Emerging research has shown that young people who use e-cigarettes are up to seven times more likely to get COVID-19 than non-e-cigarette users.

Nationwide, more than 21% of students in high school and nearly 5% in middle school report using e-cigarettes and vapes.Photo: AdobeStockMore than a third of Kentucky middle and high schoolers say the pandemic has increased their use of e-cigarettes or vapes and other tobacco products, according to a recent survey.

The survey of 400 middle and high-school students across 22 counties was conducted in November and December by the Foundation for a Healthy Kentucky, in partnership with Kentucky Youth Advocates.

At the start of the COVID-19 crisis, said Abigail Birman, a junior at McCracken County High School in Paducah, many kids were out of school and relied on vaping to pass the time.

“They found it as a way to cure their boredom,” she said. “There was nowhere to go spend money on clothes or food, or anything. They could go spend their money on tobacco products, because the gas stations remained open, and it was just a way to be social in those times of not going to school.”

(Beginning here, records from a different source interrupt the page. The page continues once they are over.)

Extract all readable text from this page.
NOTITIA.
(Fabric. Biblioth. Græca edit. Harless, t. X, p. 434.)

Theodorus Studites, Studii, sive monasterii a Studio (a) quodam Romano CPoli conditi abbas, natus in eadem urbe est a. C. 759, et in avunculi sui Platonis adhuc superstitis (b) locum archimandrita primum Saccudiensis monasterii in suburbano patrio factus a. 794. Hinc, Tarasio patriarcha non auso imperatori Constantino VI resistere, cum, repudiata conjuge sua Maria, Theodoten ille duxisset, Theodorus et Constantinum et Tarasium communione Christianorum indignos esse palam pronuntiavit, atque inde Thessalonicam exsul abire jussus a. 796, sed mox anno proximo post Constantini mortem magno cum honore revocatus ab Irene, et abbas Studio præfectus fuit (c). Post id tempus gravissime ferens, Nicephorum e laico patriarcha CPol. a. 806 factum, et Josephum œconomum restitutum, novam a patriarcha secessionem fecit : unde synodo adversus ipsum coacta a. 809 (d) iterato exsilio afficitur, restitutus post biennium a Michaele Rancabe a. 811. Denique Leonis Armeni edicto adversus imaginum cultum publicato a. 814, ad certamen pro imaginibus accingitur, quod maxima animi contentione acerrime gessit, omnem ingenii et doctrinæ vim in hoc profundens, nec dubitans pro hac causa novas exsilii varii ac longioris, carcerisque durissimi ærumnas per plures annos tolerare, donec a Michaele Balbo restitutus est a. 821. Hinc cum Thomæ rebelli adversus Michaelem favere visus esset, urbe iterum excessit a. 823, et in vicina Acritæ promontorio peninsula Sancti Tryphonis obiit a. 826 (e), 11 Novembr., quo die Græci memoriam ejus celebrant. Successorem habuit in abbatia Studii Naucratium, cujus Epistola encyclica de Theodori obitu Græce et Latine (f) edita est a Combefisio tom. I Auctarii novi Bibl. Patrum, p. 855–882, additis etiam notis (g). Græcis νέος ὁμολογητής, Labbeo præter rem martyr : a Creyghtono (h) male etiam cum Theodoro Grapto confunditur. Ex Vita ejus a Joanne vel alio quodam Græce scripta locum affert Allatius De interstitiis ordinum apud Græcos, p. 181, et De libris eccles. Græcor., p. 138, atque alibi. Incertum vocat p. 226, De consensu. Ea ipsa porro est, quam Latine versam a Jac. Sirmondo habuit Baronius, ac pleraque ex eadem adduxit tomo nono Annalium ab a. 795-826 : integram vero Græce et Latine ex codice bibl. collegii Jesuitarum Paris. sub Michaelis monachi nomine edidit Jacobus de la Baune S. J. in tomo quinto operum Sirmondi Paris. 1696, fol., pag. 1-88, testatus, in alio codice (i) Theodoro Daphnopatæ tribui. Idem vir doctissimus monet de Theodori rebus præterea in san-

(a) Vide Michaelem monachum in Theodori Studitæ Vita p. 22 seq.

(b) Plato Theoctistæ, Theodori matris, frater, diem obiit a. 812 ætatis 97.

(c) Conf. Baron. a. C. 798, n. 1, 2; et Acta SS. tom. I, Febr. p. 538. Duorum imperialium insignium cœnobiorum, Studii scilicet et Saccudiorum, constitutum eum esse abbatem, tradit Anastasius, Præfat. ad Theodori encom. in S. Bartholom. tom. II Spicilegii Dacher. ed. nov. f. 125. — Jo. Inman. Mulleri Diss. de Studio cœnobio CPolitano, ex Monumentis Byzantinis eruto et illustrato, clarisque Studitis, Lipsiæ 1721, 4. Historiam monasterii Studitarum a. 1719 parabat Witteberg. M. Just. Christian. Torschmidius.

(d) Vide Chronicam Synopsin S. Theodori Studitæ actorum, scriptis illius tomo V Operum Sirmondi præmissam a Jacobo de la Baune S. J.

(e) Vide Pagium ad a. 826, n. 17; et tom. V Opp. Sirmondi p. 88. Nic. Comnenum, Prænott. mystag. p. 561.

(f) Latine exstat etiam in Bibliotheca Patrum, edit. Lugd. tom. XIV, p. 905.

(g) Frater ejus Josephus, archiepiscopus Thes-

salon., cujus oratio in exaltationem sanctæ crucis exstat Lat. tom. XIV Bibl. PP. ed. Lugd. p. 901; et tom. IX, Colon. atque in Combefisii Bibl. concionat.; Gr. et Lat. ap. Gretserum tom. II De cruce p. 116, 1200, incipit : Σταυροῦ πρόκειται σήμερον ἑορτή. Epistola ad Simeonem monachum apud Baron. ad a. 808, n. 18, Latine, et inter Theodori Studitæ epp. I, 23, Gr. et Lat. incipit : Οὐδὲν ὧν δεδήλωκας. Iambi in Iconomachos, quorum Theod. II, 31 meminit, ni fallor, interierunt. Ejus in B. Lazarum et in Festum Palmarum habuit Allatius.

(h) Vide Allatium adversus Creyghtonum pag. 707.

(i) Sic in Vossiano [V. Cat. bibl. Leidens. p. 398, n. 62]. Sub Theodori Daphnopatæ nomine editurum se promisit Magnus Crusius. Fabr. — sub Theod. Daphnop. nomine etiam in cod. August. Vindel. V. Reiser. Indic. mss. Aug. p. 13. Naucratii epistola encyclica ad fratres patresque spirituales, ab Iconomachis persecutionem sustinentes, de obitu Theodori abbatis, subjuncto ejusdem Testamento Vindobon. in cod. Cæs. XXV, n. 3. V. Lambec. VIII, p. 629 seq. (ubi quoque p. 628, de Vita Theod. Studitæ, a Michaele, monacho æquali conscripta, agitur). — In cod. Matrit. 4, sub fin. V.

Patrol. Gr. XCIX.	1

E-cigarette use among children and teens in Kentucky doubled between 2016 and 2018. Emerging research has shown young people who use them are up to seven times more likely to get COVID-19 than non-e-cigarette users.

State lawmakers have filed legislation — Senate Bill 81 and House Bill 147 — that would allow cities and counties to set standards on tobacco-retailer density in neighborhoods, and create buffer zones between those retailers and schools and playgrounds, among other local tobacco-control measures.

Mahak Kalra, chief policy officer at Kentucky Youth Advocates, said she believes local control is needed to stem the tide of vaping among the next generation of Kentuckians.

“The perspective of these Kentucky preteens and teens shows us that we, as a society, still have so much work to do to help protect our youth from e-cigarettes and other tobacco products,” she said.

Meanwhile, Birman said she believes tobacco addiction among her friends is worsening.

“It’s like, every single day it’s, ‘OK, gotta go to the gas station.’ The next day, ‘I’m out, gotta go again.’ Like, it was bad before, but it’s just continuing to get worse,” she said.